C. difficile Characteristics
- Yellow ground-glass colonies on cycloserine cefoxitin fructose agar (CCFA)
- Smells like horse manure
- Spore-forming GPR
- Chartreuse fluorescence
- Must be tested for toxin production
C. difficile Toxin Tests
- Cytotoxin test: Evaluating the toxic effects of stool on cultured human cells
- Kit testing: Determines if toxin A, toxin B, or glutamate dehydrogenase (not a virulence factor) is present in the stool; using an enzyme immunoassay
- Molecular testing: Still under development
Clostridium botulinum
- Botulism toxin ingestion from home-canned vegetables, home-cured meats
- Infant botulism associated with honey
- Neuormuscular toxins cause paralysis or death
- Foodborne botulism, wound botulism, infant botulism (lacking NF)
C. botulinum Diagnosis
- Diagnosed clinically based on symptoms
- Isolating the organism or detecting toxin requires a reference laboratory
Clostridium tetani
- Found in soil and intestinal tracts of animals
- Enters the body through a wound site
- Produces the potent neurotoxin (tetanospasmin) causing severe muscle spasm in unimmunized individuals
- Can cause tetanus (lockjaw).
C. tetani Diagnosis
- Usually diagnosed clinically
Terminal Spores
- Tennis-racquet-shaped
C. septicum
- Aerotolerant
- Swarming colonies
- Subterminal spores
- Can cause myonecrosis and bacteremia
- Associated with leukemia, lymphoma, and large bowel carcinoma
Non-Spore-Forming Anaerobic GPR
- Actinomyces spp., Bifidobacterium spp., Propionibacterium spp., Eggerthella and Eubacterium spp.
- All can cause actinomycosis
Actinomyces
- Includes aerobic and anaerobic bacteria.

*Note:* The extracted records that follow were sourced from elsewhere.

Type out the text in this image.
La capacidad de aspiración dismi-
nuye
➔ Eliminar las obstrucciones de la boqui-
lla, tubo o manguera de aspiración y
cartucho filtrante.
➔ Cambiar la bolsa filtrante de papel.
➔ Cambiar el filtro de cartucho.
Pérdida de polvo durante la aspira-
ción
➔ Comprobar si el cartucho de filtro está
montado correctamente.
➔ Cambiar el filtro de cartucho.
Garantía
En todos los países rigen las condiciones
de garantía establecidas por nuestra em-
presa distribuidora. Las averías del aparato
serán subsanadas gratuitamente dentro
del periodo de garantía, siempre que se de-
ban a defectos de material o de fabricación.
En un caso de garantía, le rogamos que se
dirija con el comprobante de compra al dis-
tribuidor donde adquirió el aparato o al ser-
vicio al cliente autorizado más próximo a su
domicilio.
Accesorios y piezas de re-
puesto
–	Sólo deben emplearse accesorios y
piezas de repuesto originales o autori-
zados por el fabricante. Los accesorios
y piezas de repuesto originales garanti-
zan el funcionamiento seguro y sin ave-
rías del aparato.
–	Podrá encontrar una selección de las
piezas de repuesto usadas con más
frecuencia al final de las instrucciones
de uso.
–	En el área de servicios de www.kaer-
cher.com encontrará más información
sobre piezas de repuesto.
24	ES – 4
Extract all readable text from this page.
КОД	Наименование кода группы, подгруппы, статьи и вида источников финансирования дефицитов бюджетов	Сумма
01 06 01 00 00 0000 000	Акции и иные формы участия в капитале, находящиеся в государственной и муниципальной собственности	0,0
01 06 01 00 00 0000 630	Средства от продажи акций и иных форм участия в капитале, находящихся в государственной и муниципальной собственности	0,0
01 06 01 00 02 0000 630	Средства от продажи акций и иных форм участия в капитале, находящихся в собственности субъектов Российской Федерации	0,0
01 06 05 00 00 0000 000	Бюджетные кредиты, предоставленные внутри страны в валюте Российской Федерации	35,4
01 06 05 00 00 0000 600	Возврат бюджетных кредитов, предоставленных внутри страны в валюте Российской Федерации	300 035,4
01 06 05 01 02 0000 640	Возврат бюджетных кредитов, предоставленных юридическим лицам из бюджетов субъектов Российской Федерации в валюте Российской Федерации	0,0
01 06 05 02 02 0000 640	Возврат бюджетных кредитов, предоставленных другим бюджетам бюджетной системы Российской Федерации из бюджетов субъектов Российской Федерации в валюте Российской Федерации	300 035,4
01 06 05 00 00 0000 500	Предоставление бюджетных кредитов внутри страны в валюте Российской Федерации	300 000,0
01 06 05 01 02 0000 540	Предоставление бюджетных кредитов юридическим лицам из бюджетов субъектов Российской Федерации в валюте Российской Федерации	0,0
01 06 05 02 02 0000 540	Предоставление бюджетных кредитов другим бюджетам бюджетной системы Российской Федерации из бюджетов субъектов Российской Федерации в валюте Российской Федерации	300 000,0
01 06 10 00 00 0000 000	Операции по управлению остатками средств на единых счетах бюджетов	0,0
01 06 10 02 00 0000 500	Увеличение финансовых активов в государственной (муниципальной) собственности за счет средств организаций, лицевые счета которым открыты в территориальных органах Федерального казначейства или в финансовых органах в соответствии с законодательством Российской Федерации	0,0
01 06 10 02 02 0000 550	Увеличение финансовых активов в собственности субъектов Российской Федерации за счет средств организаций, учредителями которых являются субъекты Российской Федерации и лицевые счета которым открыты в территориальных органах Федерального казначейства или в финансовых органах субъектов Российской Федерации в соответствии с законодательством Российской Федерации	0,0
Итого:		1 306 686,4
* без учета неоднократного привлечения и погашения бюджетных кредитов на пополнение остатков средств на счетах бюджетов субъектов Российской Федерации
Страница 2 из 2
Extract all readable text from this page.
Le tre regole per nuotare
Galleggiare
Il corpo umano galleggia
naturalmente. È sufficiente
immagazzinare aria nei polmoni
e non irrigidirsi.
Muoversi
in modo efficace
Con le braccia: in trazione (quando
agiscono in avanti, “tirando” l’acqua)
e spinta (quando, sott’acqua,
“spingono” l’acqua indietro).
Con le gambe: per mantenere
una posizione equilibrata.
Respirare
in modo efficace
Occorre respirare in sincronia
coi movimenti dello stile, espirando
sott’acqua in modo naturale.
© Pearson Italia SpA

- Nocardia is an aerobic actinomycete
- Causes mycetomas and nocardiosis
- A. israelii is the most common anaerobe, causes actinomycosis
- Inhabit human and animal mucosal surfaces
- Anaerobic actinomycetes are not weakly acid fast like Nocardia spp.
Actinomyces Gram Stain
- Aero- and anaerobic Actinomyces spp.
- GPR irregularly stained (beaded appearance)
- Coccoid to filamentous
- Filaments branch
A. israelii Actinomycosis
- Can cause actinomycosis
- Forms granulomatous infection usually in the jaw
- Develops fistulae & drains pus with sulfur granules
A. israelii Cultures
- Associated with "lumpy jaw"
- Pus and sulfur granules observed in anaBAP
- Growth is slow, taking 7-9days
- Colony morphology resembles molar teeth
- Anaerobic, branching GPR
Bifidobacterium
- Actinomyces-like morphology
- Gram stain is branched or bifurcated GPR
- Normal flora member of the intestines and oral cavity
- Rarely cause disease, but can cause actinomycosis
Propionibacterium
- Anaerobic diphtheroid like GPR
- Resembles corynebacteria
- Normal flora member of skin
- Most common anaerobe isolated in the lab as a contaminant in blood cultures & specimens collected from the skin penetration
- P. acnes linked to acne
- Catalase and indole positive
- May cause subacute bacterial endocarditis (SBE) & bacteremia
Eggerthella and Eubacterium spp.
- Eggerthella previously Eubacterium
- Anaerobic diphtheroid like GPR
- No branching
Anaerobic GPC
- Peptostreptococcus: GPC in chains
- P. anaerobius is susceptible to sodium polyanethol sulfonate (SPS) disk. Other anaerobic cocci are resistant
- Peptococcus: GPC in clusters
Anaerobic GNR
- Bacteroides, Prevotella, Prophyromonas, Fusoacterium, Veillonella (Normal flora member of the mucous membrane)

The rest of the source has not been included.